Wednesday, June 29, 2011

The Higher Ed Bubble - Nothing New

Daniel Indiviglio, writing for The Atlantic, speculates about whether there is a bubble in the demand for higher education. Whether, in fact, many jobs for which employers demand a college degree couldn't be done properly by a bright high school graduate.

Of course he is correct, there is a bubble; it has existed for over 60 years. Being young, Indiviglio has no idea what started this bubble. It was started in the late 1940s by the post-World War II GI Bill.

At the end of World War II many hundreds of thousands of young men were released from military service within a period of a few months. The concern in Washington was that this flood of young men would create massive unemployment and social dislocation.

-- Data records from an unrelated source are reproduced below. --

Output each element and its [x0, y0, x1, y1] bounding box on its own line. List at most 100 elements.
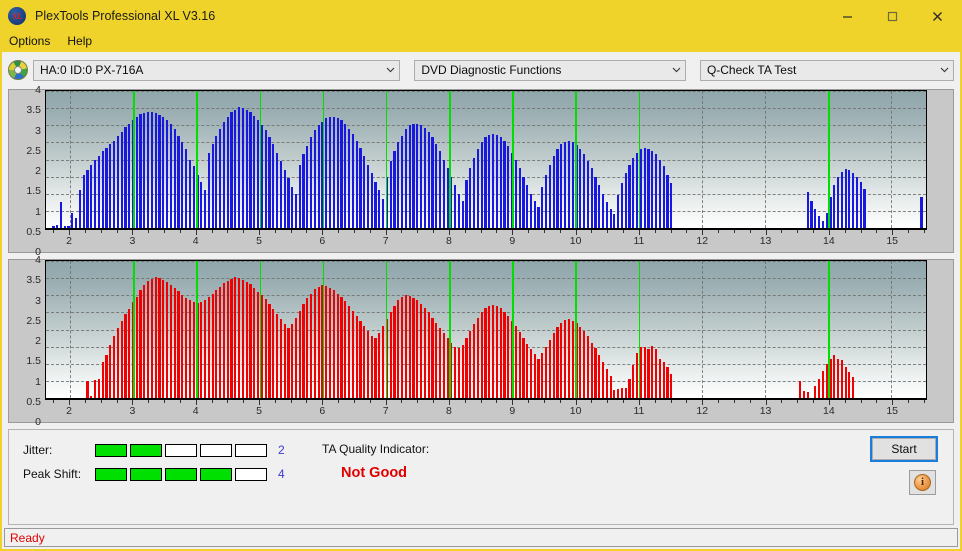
x-axis-tick-mark [353, 400, 355, 403]
x-axis-tick-label: 2 [66, 405, 72, 417]
chart-bar [836, 176, 840, 228]
chart-bar [844, 169, 847, 228]
x-axis-tick-mark [195, 400, 197, 405]
chart-bar [628, 379, 631, 398]
menu-item-help[interactable]: Help [67, 34, 92, 48]
minimize-icon[interactable] [825, 2, 870, 30]
chart-bar [586, 161, 589, 228]
chart-bar [245, 109, 248, 228]
x-axis-tick-mark [543, 400, 545, 403]
x-axis-tick-mark [528, 230, 530, 233]
meter-segment [200, 467, 232, 481]
x-axis-tick-mark [923, 400, 925, 403]
chart-marker-line [385, 91, 388, 228]
x-axis-tick-mark [53, 230, 55, 233]
x-axis-tick-mark [100, 230, 102, 233]
maximize-icon[interactable] [870, 2, 915, 30]
chart-bar [226, 280, 229, 398]
function-selector[interactable]: DVD Diagnostic Functions [414, 59, 686, 81]
chart-bar [662, 362, 665, 398]
menu-item-options[interactable]: Options [9, 34, 50, 48]
x-axis-tick-mark [417, 400, 419, 403]
meter-segment [165, 443, 197, 457]
x-axis-tick-mark [813, 230, 815, 233]
x-axis-tick-mark [623, 400, 625, 403]
x-axis-tick-mark [638, 230, 640, 235]
chart-bar [859, 181, 862, 228]
x-axis-tick-mark [733, 230, 735, 233]
chart-bar [75, 217, 78, 228]
x-axis-tick-label: 10 [569, 405, 582, 417]
menu-bar: Options Help [2, 30, 960, 51]
meter-segment [235, 443, 267, 457]
chart-bar [473, 324, 476, 398]
chart-bar [594, 176, 597, 228]
x-axis-tick-mark [322, 230, 324, 235]
chart-bar [601, 362, 605, 398]
chart-bar [817, 379, 821, 398]
chart-bar [215, 290, 218, 398]
chart-bar [514, 159, 517, 228]
chart-bar [234, 109, 237, 228]
x-axis-tick-mark [528, 400, 530, 403]
chart-bar [241, 108, 245, 228]
chart-bar [279, 161, 282, 228]
x-axis-tick-mark [591, 230, 593, 233]
chart-bar [120, 320, 123, 398]
close-icon[interactable] [915, 2, 960, 30]
y-axis-tick-label: 3.5 [26, 274, 41, 287]
chart-bar [101, 362, 104, 398]
x-axis-tick-mark [543, 230, 545, 233]
chart-bar [181, 142, 184, 228]
chart-bar [359, 320, 362, 398]
chart-bar [507, 145, 510, 228]
x-axis-tick-mark [781, 230, 783, 233]
chart-bar [806, 192, 809, 228]
chart-bar [545, 346, 548, 398]
xl-logo-icon: XL [8, 7, 26, 25]
x-axis-tick-label: 6 [319, 235, 326, 247]
chart-bar [116, 327, 119, 398]
chart-bar [609, 375, 612, 398]
x-axis-tick-mark [433, 400, 435, 403]
chart-bar [143, 113, 146, 228]
chart-bar [94, 380, 97, 398]
chart-bar [806, 391, 809, 398]
chart-bar [484, 137, 487, 228]
info-button[interactable]: i [909, 470, 936, 495]
chart-bar [219, 286, 222, 398]
chart-bar [423, 128, 426, 228]
chart-marker-line [828, 261, 830, 398]
jitter-meter-row: Jitter: 2 [23, 443, 285, 457]
chart-bar [594, 348, 597, 398]
x-axis-tick-mark [433, 230, 435, 233]
drive-selector[interactable]: HA:0 ID:0 PX-716A [33, 59, 401, 81]
meter-segment [95, 443, 127, 457]
peak-shift-chart-y-axis: 4 3.5 3 2.5 2 1.5 1 0.5 0 [9, 254, 45, 428]
chart-marker-line [575, 91, 577, 228]
x-axis-tick-mark [892, 400, 894, 405]
chart-bar [552, 156, 555, 228]
peak-shift-chart-panel: 4 3.5 3 2.5 2 1.5 1 0.5 0 2 3 4 5 6 7 8 9 10 11 12 13 14 15 [8, 254, 954, 428]
chart-bar [275, 314, 279, 398]
chart-bar [325, 285, 328, 398]
x-axis-tick-mark [670, 400, 672, 403]
x-axis-tick-mark [132, 230, 134, 235]
chart-bar [556, 149, 559, 228]
app-window: XL PlexTools Professional XL V3.16 Optio… [0, 0, 962, 551]
chart-bar [382, 198, 385, 228]
x-axis-tick-label: 11 [633, 405, 645, 417]
chart-bar [507, 315, 510, 398]
x-axis-tick-label: 12 [696, 405, 709, 417]
test-selector[interactable]: Q-Check TA Test [699, 59, 954, 81]
chart-bar [188, 159, 191, 228]
chart-bar [192, 302, 195, 398]
chart-bar [67, 225, 70, 228]
y-axis-tick-label: 0.5 [26, 395, 41, 408]
x-axis-tick-mark [702, 230, 704, 235]
start-button[interactable]: Start [870, 436, 938, 462]
chart-bar [192, 166, 195, 228]
chart-bar [63, 226, 66, 228]
x-axis-tick-label: 13 [759, 235, 772, 247]
chart-bar [279, 319, 282, 398]
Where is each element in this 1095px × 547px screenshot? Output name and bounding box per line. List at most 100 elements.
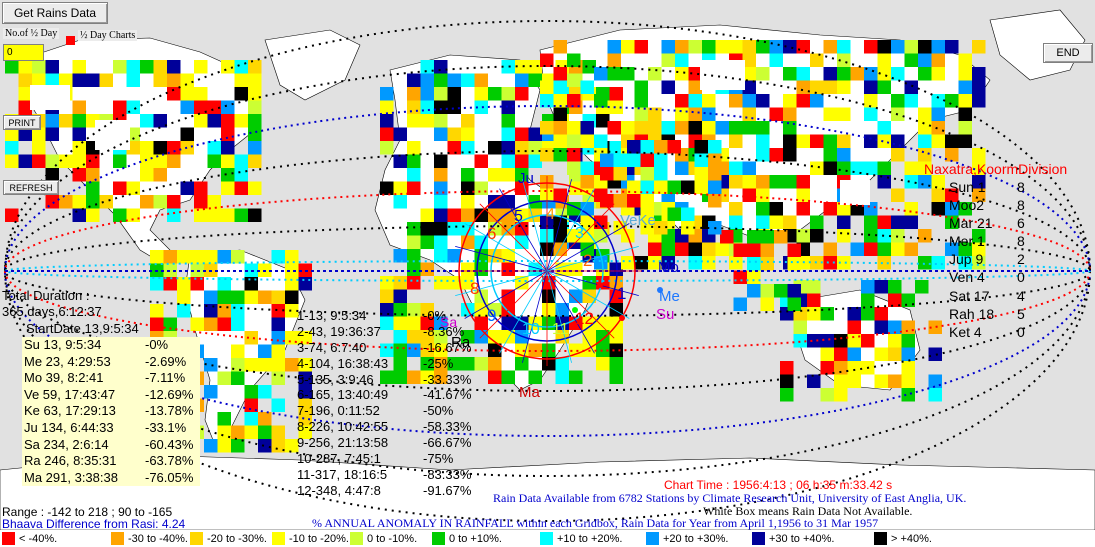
legend-label: +10 to +20%. [557, 532, 623, 545]
rainfall-legend: < -40%. -30 to -40%. -20 to -30%. -10 to -2… [0, 530, 1095, 547]
planet-transit-row: Me 23, 4:29:53 -2.69% [22, 354, 200, 371]
house-number-6: 6 [487, 224, 497, 243]
chart-label-su: Su [656, 306, 675, 323]
naxatra-name: Moo2 [949, 197, 985, 214]
bhaava-difference: Bhaava Difference from Rasi: 4.24 [2, 517, 186, 531]
planet-transit-text: Ve 59, 17:43:47 [24, 386, 116, 402]
naxatra-name: Mar 21 [949, 215, 993, 232]
duration-value: 365.days,6:12:37 [2, 304, 102, 319]
legend-swatch [350, 532, 363, 545]
legend-label: 0 to +10%. [449, 532, 502, 545]
house-number-11: 11 [552, 321, 569, 338]
legend-item: > +40%. [874, 531, 932, 546]
legend-swatch [2, 532, 15, 545]
house-transit-text: 4-104, 16:38:43 [297, 355, 389, 371]
rainfall-anomaly-window: Get Rains Data No.of ½ Day ½ Day Charts … [0, 0, 1095, 547]
legend-swatch [874, 532, 887, 545]
naxatra-value: 8 [1017, 179, 1025, 195]
naxatra-name: Sat 17 [949, 287, 990, 304]
planet-transit-row: Ke 63, 17:29:13 -13.78% [22, 403, 200, 420]
legend-item: +10 to +20%. [540, 531, 622, 546]
house-transit-list: 1-13, 9:5:34 -0% 2-43, 19:36:37 -8.36% 3-74,… [240, 308, 480, 499]
legend-label: +20 to +30%. [663, 532, 729, 545]
house-transit-row: 4-104, 16:38:43 -25% [240, 356, 480, 372]
legend-label: -30 to -40%. [128, 532, 188, 545]
house-transit-row: 10-287, 7:45:1 -75% [240, 451, 480, 467]
house-number-1: 1 [617, 284, 627, 303]
naxatra-name: Mer 1 [949, 233, 985, 250]
house-transit-row: 12-348, 4:47:8 -91.67% [240, 483, 480, 499]
house-transit-text: 12-348, 4:47:8 [297, 482, 381, 498]
planet-transit-row: Ju 134, 6:44:33 -33.1% [22, 420, 200, 437]
planet-transit-text: Ma 291, 3:38:38 [24, 469, 118, 485]
legend-swatch [752, 532, 765, 545]
house-transit-text: 7-196, 0:11:52 [297, 403, 380, 419]
house-transit-row: 5-135, 3:9:46 -33.33% [240, 372, 480, 388]
naxatra-row: Moo2 8 [949, 197, 1039, 215]
naxatra-row: Mer 1 8 [949, 233, 1039, 251]
house-number-5: 5 [514, 208, 523, 225]
naxatra-name: Jup 9 [949, 251, 984, 268]
naxatra-value: 8 [1017, 197, 1025, 214]
no-of-half-day-input[interactable]: 0 [3, 44, 44, 61]
house-transit-row: 7-196, 0:11:52 -50% [240, 403, 480, 419]
refresh-button[interactable]: REFRESH [3, 180, 59, 195]
planet-transit-text: Sa 234, 2:6:14 [24, 436, 109, 452]
end-button[interactable]: END [1043, 43, 1093, 63]
chart-label-ra: Ra [451, 334, 471, 351]
house-transit-text: 8-226, 10:42:55 [297, 419, 389, 435]
house-transit-percent: -33.33% [423, 371, 472, 387]
chart-label-me: Me [659, 288, 680, 305]
legend-item: 0 to +10%. [432, 531, 502, 546]
planet-transit-list: Su 13, 9:5:34 -0% Me 23, 4:29:53 -2.69% Mo 3… [22, 337, 200, 487]
planet-transit-row: Ra 246, 8:35:31 -63.78% [22, 453, 200, 470]
house-transit-text: 3-74, 6:7:40 [297, 339, 367, 355]
house-transit-text: 1-13, 9:5:34 [297, 308, 367, 323]
naxatra-list: Sun 1 8 Moo2 8 Mar 21 6 Mer 1 8 Jup 9 2 Ven 4 0 Sat … [949, 179, 1039, 342]
planet-transit-text: Ke 63, 17:29:13 [24, 403, 116, 419]
naxatra-name: Rah 18 [949, 305, 995, 322]
naxatra-value: 0 [1017, 269, 1025, 286]
legend-item: +20 to +30%. [646, 531, 728, 546]
anomaly-title: % ANNUAL ANOMALY IN RAINFALL within each… [312, 516, 879, 530]
planet-transit-row: Sa 234, 2:6:14 -60.43% [22, 437, 200, 454]
legend-swatch [111, 532, 124, 545]
legend-swatch [272, 532, 285, 545]
legend-item: -20 to -30%. [190, 531, 267, 546]
naxatra-row: Mar 21 6 [949, 215, 1039, 233]
legend-swatch [540, 532, 553, 545]
naxatra-value: 8 [1017, 233, 1025, 250]
print-button[interactable]: PRINT [3, 115, 41, 130]
house-number-10: 10 [522, 321, 540, 338]
planet-transit-percent: -13.78% [145, 403, 194, 419]
house-transit-percent: -58.33% [423, 419, 472, 435]
house-transit-text: 11-317, 18:16:5 [297, 466, 388, 482]
legend-item: -30 to -40%. [111, 531, 188, 546]
half-day-charts-label[interactable]: ½ Day Charts [78, 30, 138, 41]
house-transit-percent: -66.67% [423, 435, 472, 451]
planet-transit-text: Su 13, 9:5:34 [24, 337, 102, 352]
planet-transit-percent: -7.11% [145, 370, 186, 386]
naxatra-value: 6 [1017, 215, 1025, 232]
legend-item: +30 to +40%. [752, 531, 834, 546]
chart-label-sa: Sa [440, 314, 458, 330]
legend-label: 0 to -10%. [367, 532, 418, 545]
house-number-12: 12 [575, 309, 594, 328]
legend-label: -10 to -20%. [289, 532, 349, 545]
planet-transit-text: Ra 246, 8:35:31 [24, 453, 117, 469]
legend-item: < -40%. [2, 531, 57, 546]
no-of-half-day-label: No.of ½ Day [3, 28, 60, 39]
house-number-2: 2 [583, 251, 593, 270]
half-day-checkbox-icon[interactable] [66, 36, 75, 45]
legend-swatch [432, 532, 445, 545]
house-transit-text: 5-135, 3:9:46 [297, 371, 374, 387]
house-transit-row: 11-317, 18:16:5 -83.33% [240, 467, 480, 483]
planet-transit-row: Ma 291, 3:38:38 -76.05% [22, 470, 200, 487]
naxatra-row: Ven 4 0 [949, 269, 1039, 287]
planet-transit-row: Ve 59, 17:43:47 -12.69% [22, 387, 200, 404]
total-duration-label: Total Duration : [2, 288, 90, 303]
planet-transit-percent: -63.78% [145, 453, 194, 469]
house-transit-percent: -41.67% [423, 387, 472, 403]
naxatra-row: Sat 17 4 [949, 288, 1039, 306]
get-rains-data-button[interactable]: Get Rains Data [2, 2, 108, 24]
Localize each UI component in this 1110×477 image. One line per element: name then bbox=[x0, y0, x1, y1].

In order to keep returning GIs out of the job market for a few years, the GI Bill was created. By this means veterans could be gradually reintroduced into the workforce. Subsidizing higher education, for fellows who otherwise would not have gone beyond high school, worked as planned.

Like many good ideas, the GI Bill had unintended consequences. Employers given the opportunity to hire young men with newly minted baccalaureate degrees, for jobs for which a high school diploma once sufficed, did exactly that. This devalued the high school diploma.

The GI's non-veteran younger brothers looked at employment ads and found that many now required a B.A. or B.S. They decided, or were coerced, to go to college, to be competitive or even employable.

There is a bubble in higher education, but it is not at all new, dating back to roughly 1949.